Table for Three: Tips for Dining Out with Toddlers: It requires patience & planning – these tips may help
- Choose the Right Establishment: You don’t have to limit yourself to fast food, but do pick a place that’s family-friendly. Look for restaurants with a children’s menu and high chairs — and most important, where they’re used to a little (or a lot of) noise and mess.
- Never Take a Tired Toddler Out: Talk about a recipe for disaster! When you make your reservation, plan around your child’s regular sleep schedule. If he typically naps at 1 p.m., an early dinner is a much better idea than lunch at noon.
- Bring Supplies: When my own son was a toddler and we were getting ready for a restaurant meal, my husband always joked, “Do you have your bag of tricks?” But it was no laughing matter — it worked! Finger puppets, sheer scarves for peekaboo, and sorting toys that fit on a high-chair tray are all great for keeping little kids occupied.

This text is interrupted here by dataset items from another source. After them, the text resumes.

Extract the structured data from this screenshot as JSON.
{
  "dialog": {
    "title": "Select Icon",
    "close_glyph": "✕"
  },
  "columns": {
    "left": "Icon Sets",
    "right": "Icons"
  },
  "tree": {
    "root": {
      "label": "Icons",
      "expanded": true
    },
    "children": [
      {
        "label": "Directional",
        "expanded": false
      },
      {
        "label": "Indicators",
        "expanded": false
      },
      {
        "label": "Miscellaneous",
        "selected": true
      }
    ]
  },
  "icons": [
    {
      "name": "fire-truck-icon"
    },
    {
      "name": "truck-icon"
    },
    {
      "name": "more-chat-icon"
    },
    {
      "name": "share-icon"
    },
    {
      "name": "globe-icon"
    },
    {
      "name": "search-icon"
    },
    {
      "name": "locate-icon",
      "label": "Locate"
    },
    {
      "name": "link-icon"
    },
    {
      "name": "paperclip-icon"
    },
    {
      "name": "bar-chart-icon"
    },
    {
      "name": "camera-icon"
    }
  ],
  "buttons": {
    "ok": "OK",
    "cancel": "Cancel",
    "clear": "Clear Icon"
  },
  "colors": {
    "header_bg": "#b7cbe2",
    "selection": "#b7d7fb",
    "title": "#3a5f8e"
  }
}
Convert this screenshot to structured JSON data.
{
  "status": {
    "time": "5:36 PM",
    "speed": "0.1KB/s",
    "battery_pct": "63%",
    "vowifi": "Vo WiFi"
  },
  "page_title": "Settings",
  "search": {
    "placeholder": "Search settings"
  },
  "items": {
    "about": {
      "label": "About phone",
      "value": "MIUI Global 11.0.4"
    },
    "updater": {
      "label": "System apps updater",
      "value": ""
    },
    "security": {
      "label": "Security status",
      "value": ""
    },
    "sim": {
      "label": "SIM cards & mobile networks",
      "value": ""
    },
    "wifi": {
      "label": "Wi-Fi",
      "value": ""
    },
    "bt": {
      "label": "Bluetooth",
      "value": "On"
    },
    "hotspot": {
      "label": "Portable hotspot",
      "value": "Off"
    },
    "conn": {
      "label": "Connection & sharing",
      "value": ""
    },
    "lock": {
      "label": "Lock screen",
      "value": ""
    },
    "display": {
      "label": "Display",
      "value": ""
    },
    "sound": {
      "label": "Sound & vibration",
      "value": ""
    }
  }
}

- Don’t Get Too Comfortable: “Twenty minutes in a high chair is about all you can reasonably expect from a toddler,” Post warns. (More active kids may not even last that long.) After that, you or your partner will probably have to take your kid for a walk before he can sit quietly again. Fortunately, taking a quick jaunt outside is like pressing the ‘refresh’ button.”
- Pick Your Plate ASAP: If you want time to actually eat your meal before a tantrum sets in, place your order as quickly as possible. You might think it’s helpful to order your kid’s meal first, but that tactic can backfire in the likely scenario that she finishes eating before your food even arrives — and then she’ll need something to occupy her while you eat. A better plan: Order together (don’t be shy about asking the waiter to put a rush on it) and offer your kid some favorite snacks you’ve brought from home, which should keep them satisfied until the meal comes.
- Respect Other Diners: Even if you’re at an inexpensive family restaurant, other customers have the right to enjoy a meal in relative peace. If your child is getting restless or agitated, cart him out of the restaurant to settle down. If he still becomes loud and rowdy at the table, apologize to nearby folks as you walk out (you’ll be surprised how many will give an empathetic “been there”nod). And don’t forget to tip generously if you’ve left a mess behind.
- Be Prepared To Leave: Even the most well-planned meal can turn into a complete dining disaster. Take your food to go, put your child to sleep in his crib, and then enjoy your meal at home — preferably by candlelight.